O relatório conclui que uma em cada duas pessoas em todo o mundo tem atitudes preconceituosas em relação aos idosos. A tendência é mais prevalente em países de renda média-baixa, onde vive quase metade da população mundial.

De acordo com o relatório, que inclui uma revisão sistêmica da pesquisa acadêmica, o preconceito de idade pode se manifestar por meio de leis e políticas que permitem a exclusão de pessoas mais velhas, bem como de normas e percepções da sociedade.

Ele também mostra o impacto que as falhas do governo em lidar com o preconceito etário sobre os direitos humanos dos idosos, incluindo seus direitos ao mais alto padrão de saúde possível e a um padrão de vida adequado. O preconceito de idade pode prejudicar a capacidade dos idosos de acessar serviços de saúde, encontrar e manter um emprego e obter crédito ou empréstimos. O preconceito de idade pode até aumentar a vulnerabilidade dos idosos à violência e ao abuso.

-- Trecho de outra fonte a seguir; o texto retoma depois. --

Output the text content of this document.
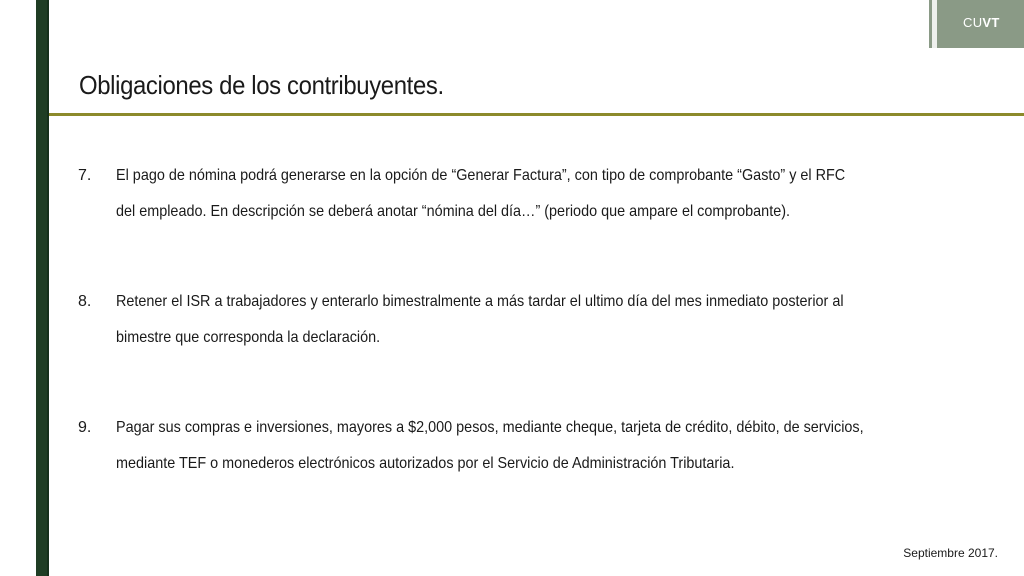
CUVT
Obligaciones de los contribuyentes.
7.	El pago de nómina podrá generarse en la opción de “Generar Factura”, con tipo de comprobante “Gasto” y el RFC del empleado. En descripción se deberá anotar “nómina del día…” (periodo que ampare el comprobante).
8.	Retener el ISR a trabajadores y enterarlo bimestralmente a más tardar el ultimo día del mes inmediato posterior al bimestre que corresponda la declaración.
9.	Pagar sus compras e inversiones, mayores a $2,000 pesos, mediante cheque, tarjeta de crédito, débito, de servicios, mediante TEF o monederos electrónicos autorizados por el Servicio de Administración Tributaria.
Septiembre 2017.
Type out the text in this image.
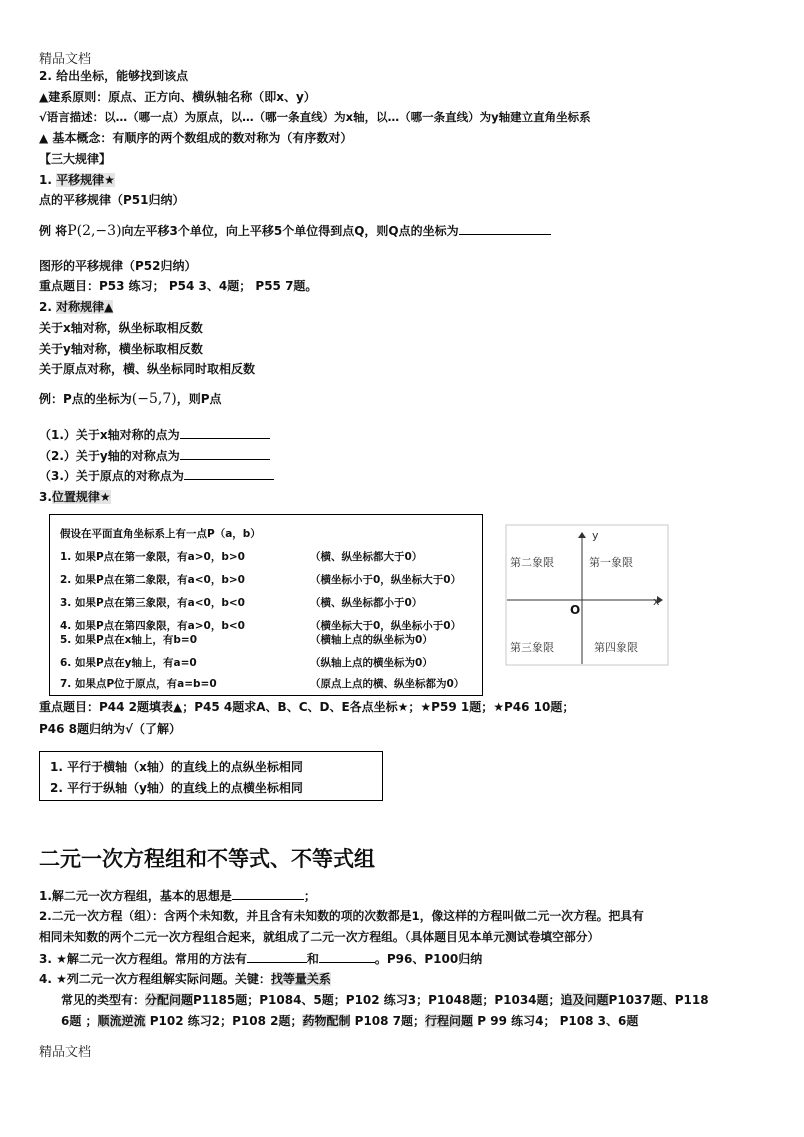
精品文档
2. 给出坐标，能够找到该点
▲建系原则：原点、正方向、横纵轴名称（即x、y）
√语言描述：以…（哪一点）为原点，以…（哪一条直线）为x轴，以…（哪一条直线）为y轴建立直角坐标系
▲ 基本概念：有顺序的两个数组成的数对称为（有序数对）
【三大规律】
1. 平移规律★
点的平移规律（P51归纳）
例 将P(2,−3)向左平移3个单位，向上平移5个单位得到点Q，则Q点的坐标为
图形的平移规律（P52归纳）
重点题目：P53 练习； P54 3、4题； P55 7题。
2. 对称规律▲
关于x轴对称，纵坐标取相反数
关于y轴对称，横坐标取相反数
关于原点对称，横、纵坐标同时取相反数
例：P点的坐标为(−5,7)，则P点
（1.）关于x轴对称的点为
（2.）关于y轴的对称点为
（3.）关于原点的对称点为
3.位置规律★
假设在平面直角坐标系上有一点P（a，b）
1. 如果P点在第一象限，有a>0，b>0	（横、纵坐标都大于0）
2. 如果P点在第二象限，有a<0，b>0	（横坐标小于0，纵坐标大于0）
3. 如果P点在第三象限，有a<0，b<0	（横、纵坐标都小于0）
4. 如果P点在第四象限，有a>0，b<0	（横坐标大于0，纵坐标小于0）
5. 如果P点在x轴上，有b=0	（横轴上点的纵坐标为0）
6. 如果P点在y轴上，有a=0	（纵轴上点的横坐标为0）
7. 如果点P位于原点，有a=b=0	（原点上点的横、纵坐标都为0）
y
x
O
第二象限	第一象限
第三象限	第四象限
重点题目：P44 2题填表▲；P45 4题求A、B、C、D、E各点坐标★；★P59 1题；★P46 10题；
P46 8题归纳为√（了解）
1. 平行于横轴（x轴）的直线上的点纵坐标相同
2. 平行于纵轴（y轴）的直线上的点横坐标相同
二元一次方程组和不等式、不等式组
1.解二元一次方程组，基本的思想是	；
2.二元一次方程（组）：含两个未知数，并且含有未知数的项的次数都是1，像这样的方程叫做二元一次方程。把具有
相同未知数的两个二元一次方程组合起来，就组成了二元一次方程组。（具体题目见本单元测试卷填空部分）
3. ★解二元一次方程组。常用的方法有	和	。P96、P100归纳
4. ★列二元一次方程组解实际问题。关键：找等量关系
常见的类型有：分配问题P1185题；P1084、5题；P102 练习3；P1048题；P1034题；追及问题P1037题、P118
6题 ；顺流逆流 P102 练习2；P108 2题；药物配制 P108 7题；行程问题 P 99 练习4； P108 3、6题
精品文档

Nada disso deve ser uma surpresa: a Human Rights Watch documentou extensivamente as violações dos direitos humanos contra os idosos, desde políticas que os impedem de ter acesso a pensões no leste da Ucrânia até o uso inadequado e não consensual de medicamentos antipsicóticos em lares de idosos nos EUA e na Austrália. Durante a pandemia Covid-19, o custo de políticas antigas que não protegem os idosos tornou-se ainda mais claro. A julho de 2020 relatório por Claudia Mahler, a especialista independente das Nações Unidas sobre o gozo de todos os direitos humanos por pessoas idosas, descobriu que a pandemia “ampliou drasticamente o preconceito etário prevalente”.

A legislação e as políticas em nível nacional e internacional que garantem os direitos dos idosos são cruciais para acabar com o preconceito etário. Não existe um instrumento jurídico internacional específico para proteger os direitos humanos das pessoas idosas. Em 29 de março, o Grupo de Trabalho Aberto da ONU sobre Envelhecimento (OEWG) se reunirá pela 11ª vez. Deve finalmente começar a redigir uma convenção sobre os direitos dos idosos, como grupos da sociedade civil tem defendido por muitos anos, como um compromisso claro para acabar com o preconceito etário em todo o mundo.